Hello all! I'm an avid smoker from KC and my primary experience has been on the WSM for the past few years. My large BGE is being delivered today and I'm excited to get started on it but I have some questions for anyone who might want to point me in the right direction on some or all of these.
I will say that I've lurked this forum for a couple weeks to try to learn some basics but there are a few things I'm still not sure of:
1. Plate setter - I've read some say feet up or feet down - in which circumstances would I choose one or the other?
2. Smoke - I've read you should wait until the smoke out of the top is clear before starting. I am confused on this because I always had smoke rolling out of my WSM from my wood chunks. When/how should I get the wood chunks in the BGE after the clear smoke? Or does it matter when doing long low and slow cooks?

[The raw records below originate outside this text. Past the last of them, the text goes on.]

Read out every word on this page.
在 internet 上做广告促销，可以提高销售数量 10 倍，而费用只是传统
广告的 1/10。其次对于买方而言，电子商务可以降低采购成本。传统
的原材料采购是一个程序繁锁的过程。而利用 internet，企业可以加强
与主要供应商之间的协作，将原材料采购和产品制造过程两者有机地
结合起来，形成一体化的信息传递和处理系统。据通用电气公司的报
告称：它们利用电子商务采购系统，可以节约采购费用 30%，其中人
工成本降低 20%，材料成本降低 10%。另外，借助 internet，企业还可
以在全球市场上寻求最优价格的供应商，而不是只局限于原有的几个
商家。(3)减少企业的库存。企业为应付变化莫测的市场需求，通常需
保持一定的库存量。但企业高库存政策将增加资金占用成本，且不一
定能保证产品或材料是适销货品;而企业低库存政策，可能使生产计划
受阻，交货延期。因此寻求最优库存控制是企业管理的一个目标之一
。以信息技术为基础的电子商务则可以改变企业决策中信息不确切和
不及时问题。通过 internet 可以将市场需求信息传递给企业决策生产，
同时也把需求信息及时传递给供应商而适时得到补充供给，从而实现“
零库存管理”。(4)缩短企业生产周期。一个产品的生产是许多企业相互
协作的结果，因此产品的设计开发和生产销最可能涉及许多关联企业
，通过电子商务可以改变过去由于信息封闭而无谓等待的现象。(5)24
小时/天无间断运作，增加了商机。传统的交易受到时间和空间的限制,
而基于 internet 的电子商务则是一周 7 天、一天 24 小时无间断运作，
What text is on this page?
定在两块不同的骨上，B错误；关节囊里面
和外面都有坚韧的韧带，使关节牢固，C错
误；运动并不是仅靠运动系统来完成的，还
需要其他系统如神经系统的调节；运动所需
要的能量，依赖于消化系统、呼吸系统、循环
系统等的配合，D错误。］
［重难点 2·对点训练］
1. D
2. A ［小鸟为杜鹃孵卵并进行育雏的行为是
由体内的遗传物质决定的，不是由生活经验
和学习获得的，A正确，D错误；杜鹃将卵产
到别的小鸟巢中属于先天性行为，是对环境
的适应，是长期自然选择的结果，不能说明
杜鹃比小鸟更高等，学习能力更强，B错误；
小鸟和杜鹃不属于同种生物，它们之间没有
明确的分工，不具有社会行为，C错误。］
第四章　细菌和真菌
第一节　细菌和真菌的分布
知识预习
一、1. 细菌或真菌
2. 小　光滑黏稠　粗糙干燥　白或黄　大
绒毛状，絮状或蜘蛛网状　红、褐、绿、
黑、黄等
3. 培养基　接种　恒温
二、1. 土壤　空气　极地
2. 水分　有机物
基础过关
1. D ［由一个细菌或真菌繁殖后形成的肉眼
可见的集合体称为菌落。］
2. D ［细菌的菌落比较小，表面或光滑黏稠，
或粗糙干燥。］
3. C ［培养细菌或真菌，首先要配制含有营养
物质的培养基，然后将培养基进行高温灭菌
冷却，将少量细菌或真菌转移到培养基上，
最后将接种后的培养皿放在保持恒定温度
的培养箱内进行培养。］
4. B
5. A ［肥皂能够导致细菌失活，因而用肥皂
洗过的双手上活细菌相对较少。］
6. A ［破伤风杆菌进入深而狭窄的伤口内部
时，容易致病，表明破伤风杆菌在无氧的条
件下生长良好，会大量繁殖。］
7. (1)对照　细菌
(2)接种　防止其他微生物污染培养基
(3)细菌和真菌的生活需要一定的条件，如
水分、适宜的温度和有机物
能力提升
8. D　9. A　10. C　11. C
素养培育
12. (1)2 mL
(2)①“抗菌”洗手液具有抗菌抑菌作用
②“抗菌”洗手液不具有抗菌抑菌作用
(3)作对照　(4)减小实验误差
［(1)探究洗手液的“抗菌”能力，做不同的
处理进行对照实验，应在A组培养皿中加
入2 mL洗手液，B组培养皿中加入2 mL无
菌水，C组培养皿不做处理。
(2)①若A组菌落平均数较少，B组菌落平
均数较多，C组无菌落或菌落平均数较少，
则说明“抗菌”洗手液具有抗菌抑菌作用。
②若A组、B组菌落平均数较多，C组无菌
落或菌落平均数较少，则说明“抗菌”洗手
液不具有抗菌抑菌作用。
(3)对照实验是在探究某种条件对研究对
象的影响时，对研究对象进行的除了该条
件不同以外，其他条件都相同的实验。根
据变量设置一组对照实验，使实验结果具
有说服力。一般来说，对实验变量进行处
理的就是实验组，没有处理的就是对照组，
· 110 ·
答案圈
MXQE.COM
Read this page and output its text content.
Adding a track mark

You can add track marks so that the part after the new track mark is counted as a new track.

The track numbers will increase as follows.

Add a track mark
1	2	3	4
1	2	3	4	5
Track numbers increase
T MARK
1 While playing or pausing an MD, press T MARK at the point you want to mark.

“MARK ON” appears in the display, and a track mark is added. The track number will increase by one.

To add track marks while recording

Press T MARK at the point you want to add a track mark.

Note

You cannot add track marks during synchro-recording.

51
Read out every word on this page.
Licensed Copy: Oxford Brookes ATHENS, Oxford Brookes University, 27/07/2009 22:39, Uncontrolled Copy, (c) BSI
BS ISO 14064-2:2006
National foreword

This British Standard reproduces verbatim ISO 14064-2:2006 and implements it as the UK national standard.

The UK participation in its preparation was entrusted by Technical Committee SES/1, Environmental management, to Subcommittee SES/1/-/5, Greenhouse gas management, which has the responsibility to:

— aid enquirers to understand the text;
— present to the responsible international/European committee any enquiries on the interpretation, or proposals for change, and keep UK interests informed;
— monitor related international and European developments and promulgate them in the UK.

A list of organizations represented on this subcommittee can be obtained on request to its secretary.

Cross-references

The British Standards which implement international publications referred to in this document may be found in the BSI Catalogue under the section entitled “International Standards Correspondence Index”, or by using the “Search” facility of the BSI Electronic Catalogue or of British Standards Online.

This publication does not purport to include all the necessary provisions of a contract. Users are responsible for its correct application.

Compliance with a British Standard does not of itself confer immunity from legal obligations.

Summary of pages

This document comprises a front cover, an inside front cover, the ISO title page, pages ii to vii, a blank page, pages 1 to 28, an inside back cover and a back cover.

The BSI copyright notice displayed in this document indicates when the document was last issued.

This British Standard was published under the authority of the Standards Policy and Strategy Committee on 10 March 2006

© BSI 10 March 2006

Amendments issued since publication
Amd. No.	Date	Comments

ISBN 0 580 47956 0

3. Wood - I'm a bit nervous about this because in my WSM I was used to adding more wood at various intervals but it appears with the setup of the egg, once things get going I'm not going to be able to add more wood onto the fire because of the grill grate and plate setter. Is this right? Will this hurt my smoke flavor?
4. I've read we only want lump coal in there. Do you guys only use the BGE brand? If not, what should I look for when buying lump coal?
5. When grilling, do you always use the cast iron grate or sometimes the standard? Which circumstances are best for each?
My apologies for all of the questions right out of the gate but thanks for any help/tips/links on these topics.